In [None]:
//boring imports
var ml = require('ml-distance')

# Distances

In the last section we reviewed vectors and looked at their `inner products` a fundamental measure of similarity.

Another important measure on vectors are distances, essentially the distane between two points in $R^N$. This seems straight forward to calculate in cartesian space. 

However, there are various definitons of distance, each are calculated differently and have different impact on the performance of an algorihm.


#### First Up - Building a grid



In [None]:
var X = [];
var step = 0.01;

// build a 2d array of coordinates
for (var i = 0; i <= 1; i += step) {
    var x = [];
    for (var j = 0; j <= 1; j += step) {
        x.push([i, j])
    }
    X.push(x)
}

#### Euclidean Distance

Also known as the `L2 Distance`, this is well known distance between two vectors that we all learn in school.

$$d_{a,b} = \sqrt{\sum_{i=0}^{N-1} (a_i - b_i)^2}$$

An interesting way to visualise this distance measure is to hold one point constant, $A$ and vary the other over a range.

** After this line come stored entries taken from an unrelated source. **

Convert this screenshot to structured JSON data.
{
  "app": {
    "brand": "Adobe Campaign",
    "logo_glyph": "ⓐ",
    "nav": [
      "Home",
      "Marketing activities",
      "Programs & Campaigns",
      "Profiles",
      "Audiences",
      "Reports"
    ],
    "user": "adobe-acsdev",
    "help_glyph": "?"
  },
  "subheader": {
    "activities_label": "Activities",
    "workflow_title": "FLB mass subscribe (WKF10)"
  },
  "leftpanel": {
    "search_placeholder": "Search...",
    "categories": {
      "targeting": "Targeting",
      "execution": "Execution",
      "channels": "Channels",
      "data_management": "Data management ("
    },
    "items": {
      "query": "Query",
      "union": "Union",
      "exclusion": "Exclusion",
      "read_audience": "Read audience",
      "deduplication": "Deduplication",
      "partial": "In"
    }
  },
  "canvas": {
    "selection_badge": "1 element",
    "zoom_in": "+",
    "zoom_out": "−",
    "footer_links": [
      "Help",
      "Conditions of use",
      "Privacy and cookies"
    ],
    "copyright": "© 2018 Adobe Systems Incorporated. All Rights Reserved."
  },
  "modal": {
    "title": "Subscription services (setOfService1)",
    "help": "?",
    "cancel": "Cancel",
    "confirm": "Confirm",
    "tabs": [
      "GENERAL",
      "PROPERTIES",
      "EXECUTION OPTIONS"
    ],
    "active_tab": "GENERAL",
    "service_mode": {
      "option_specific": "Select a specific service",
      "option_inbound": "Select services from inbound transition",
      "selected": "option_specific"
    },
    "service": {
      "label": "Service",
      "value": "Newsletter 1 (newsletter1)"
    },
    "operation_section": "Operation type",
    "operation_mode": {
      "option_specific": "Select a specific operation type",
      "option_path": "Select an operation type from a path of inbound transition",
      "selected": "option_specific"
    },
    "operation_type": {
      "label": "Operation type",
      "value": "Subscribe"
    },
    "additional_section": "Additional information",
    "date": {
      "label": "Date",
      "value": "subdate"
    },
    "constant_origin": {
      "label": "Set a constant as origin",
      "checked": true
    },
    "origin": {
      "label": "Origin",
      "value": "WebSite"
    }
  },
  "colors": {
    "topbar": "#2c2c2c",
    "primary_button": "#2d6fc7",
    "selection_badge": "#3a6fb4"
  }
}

This allows us to plot the distance function.

This distance measure produces a smooth function.

In [None]:
var A = [0.5, 0.5]

// compute the distance over our coordinate grid
var D = X.map(col => {
    return col.map(x => {
        return euclideanDistance(x, A);
    })
});

function euclideanDistance(a, b) {
    var sum = a.reduce((acc, x, i) => {
        return acc + Math.pow(a[i] - b[i], 2);
    }, 0)
    return Math.sqrt(sum);
}


// plot the resulting distance surface
var Plot = require('plotly-notebook-js');

var data = {
    z: D,
    type: "surface"
}

var layout = {
    title: "Euclidean distance 'surface' realtive to A[0.5, 0.5]",
    width: 700,
    height: 700
}

$$html$$ = Plot.createPlot([data], layout).render()

#### Manhattan Distance

Also known as the `City Block`, `Taxicab` or `L1 Distance` uses the sum os absolute deviations in parallel to the L1 norm.


$$d_{a,b} = \sum_{i=0}^{N-1} \vert a_i - b_i \vert$$


In [None]:
// compute the distance over our coordinate grid, reuse the coordinate array from above
var D = X.map(col => {
    return col.map(x => {
        return manhattanDistance(x, A);
    })
});

function manhattanDistance(a, b) {
    var sum = a.reduce((acc, x, i) => {
        return acc + Math.abs(a[i] - b[i]);
    }, 0)
    return Math.sqrt(sum);
}


// plot the resulting distance surface
var Plot = require('plotly-notebook-js');

var data = {
    z: D,
    type: "surface"
}

var layout = {
    title: "Manhattan distance 'surface' realtive to A[0.3, 0.3]",
    width: 700,
    height: 700
}

$$html$$ = Plot.createPlot([data], layout).render()

And there are lots more. Check out all of the options in `ml-distance` [docs](https://www.npmjs.com/package/ml-distance)


So let's try plotting some out. Use the grid and plotting code above (makea copy of the cell if you like) to see what the error / distance / cost surfaces of some of these are. Interesting ones might be:

 - chebyshev
 - kullbackLeibler


## Similarity

There are also some Simularity measures at the bbottom of that list. 


Why do you think Similarities might be different from distances?

Try some out!


## Further Reading

 - [5 most popular similarity measures in python](http://dataaspirant.com/2015/04/11/five-most-popular-similarity-measures-implementation-in-python/)
 - [excellent cross validated stackexchange question](https://stats.stackexchange.com/questions/154879/a-list-of-cost-functions-used-in-neural-networks-alongside-applications)

In [None]:
// note the distance library has a funny export structure
console.log('ml.distsnce', Object.keys(ml.distance))
console.log('ml.similarity', Object.keys(ml.distance))